En 1819, el franciscano Fray Francisco G. Rodríguez relató cómo fue que nació esta tradición religiosa. Resulta que una mujer indígena que trabajaba como lavandera en el río Guadalajara de Buga, guardaba una parte de lo que ganaba para reunir 70 reales y así poder comparar una figura del Santo Cristo.
Cuando finalmente logró ahorrar lo que necesitaba y fue a pedirle al cura que le ayudará a conseguir el Cristo, se cruzó con un padre que lloraba desconsolado porque lo meterían a la cárcel si no pagaba los 70 reales que debía. La mujer no pudo evitar conmoverse con el hombre y le entregó su dinero.
Al ver que el crucifijo no paraba de crecer y ya medía alrededor de un metro, decidió contarle al sacerdote de Buga, quien quedó impactado al verlo y no dudó en que se trataba de un milagro, pues en esa época era muy difícil conseguir una figura de semejante tamaño y menos lo podría haber hecho mujer, que carecía de recursos.

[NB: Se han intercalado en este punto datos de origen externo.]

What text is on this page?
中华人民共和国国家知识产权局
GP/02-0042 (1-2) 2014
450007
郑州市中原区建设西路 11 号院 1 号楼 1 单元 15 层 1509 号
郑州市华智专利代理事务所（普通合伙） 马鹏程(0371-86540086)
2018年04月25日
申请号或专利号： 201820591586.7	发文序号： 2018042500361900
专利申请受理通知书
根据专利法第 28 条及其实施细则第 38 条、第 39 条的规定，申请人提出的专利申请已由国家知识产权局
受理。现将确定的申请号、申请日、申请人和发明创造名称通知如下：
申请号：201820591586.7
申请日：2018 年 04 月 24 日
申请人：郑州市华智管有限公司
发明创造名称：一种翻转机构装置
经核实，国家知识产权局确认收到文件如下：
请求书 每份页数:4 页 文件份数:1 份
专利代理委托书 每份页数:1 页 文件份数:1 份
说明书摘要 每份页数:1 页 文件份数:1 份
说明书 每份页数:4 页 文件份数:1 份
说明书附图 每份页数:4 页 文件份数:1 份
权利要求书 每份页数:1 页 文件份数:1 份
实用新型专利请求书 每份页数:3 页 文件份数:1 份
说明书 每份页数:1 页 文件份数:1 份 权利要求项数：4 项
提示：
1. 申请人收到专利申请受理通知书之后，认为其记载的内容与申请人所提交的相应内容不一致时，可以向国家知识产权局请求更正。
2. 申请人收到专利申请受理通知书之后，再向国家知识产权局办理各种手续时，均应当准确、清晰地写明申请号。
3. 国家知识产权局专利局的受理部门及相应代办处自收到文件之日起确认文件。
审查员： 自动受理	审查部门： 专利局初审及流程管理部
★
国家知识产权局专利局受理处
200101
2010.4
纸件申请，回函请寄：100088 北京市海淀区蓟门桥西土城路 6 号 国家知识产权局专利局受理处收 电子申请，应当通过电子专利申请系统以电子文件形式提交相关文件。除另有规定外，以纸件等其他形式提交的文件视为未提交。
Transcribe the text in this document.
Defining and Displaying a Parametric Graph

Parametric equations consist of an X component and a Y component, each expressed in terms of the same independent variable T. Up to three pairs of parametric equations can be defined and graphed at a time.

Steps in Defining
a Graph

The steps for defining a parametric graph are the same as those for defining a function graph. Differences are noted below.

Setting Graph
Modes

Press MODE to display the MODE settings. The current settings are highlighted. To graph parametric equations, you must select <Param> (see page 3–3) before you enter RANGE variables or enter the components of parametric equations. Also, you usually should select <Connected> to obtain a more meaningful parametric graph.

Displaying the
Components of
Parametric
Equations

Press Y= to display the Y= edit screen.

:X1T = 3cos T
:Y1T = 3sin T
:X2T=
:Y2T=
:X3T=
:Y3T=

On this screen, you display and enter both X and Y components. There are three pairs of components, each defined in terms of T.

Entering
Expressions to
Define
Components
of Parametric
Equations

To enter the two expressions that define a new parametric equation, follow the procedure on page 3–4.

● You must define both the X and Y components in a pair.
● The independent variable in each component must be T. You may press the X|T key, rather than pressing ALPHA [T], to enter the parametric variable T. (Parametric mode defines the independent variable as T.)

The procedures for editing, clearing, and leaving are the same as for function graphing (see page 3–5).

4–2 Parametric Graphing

La noticia de aquel milagro empezó a difundirse entre los habitantes y poco a poco el Cristo comenzó a deformarse, pues muchos le quitaban pedazos para guardarlos como una reliquia, hasta que mandaron quemar la figura. Sin embargo, lo que no se esperaban era que empezaría a sudar y saldría del fuego aún más hermosa de lo que ya era.
Desde entonces no quedó duda para los feligreses de que se trataba de un verdadero milagro y la veneraron con mucha más devoción. El rancho de la anciana que descubrió el crucifijo se transformó en la basílica menor del Señor de los Milagros, donde cada año llegan los creyentes a celebrar la tradición.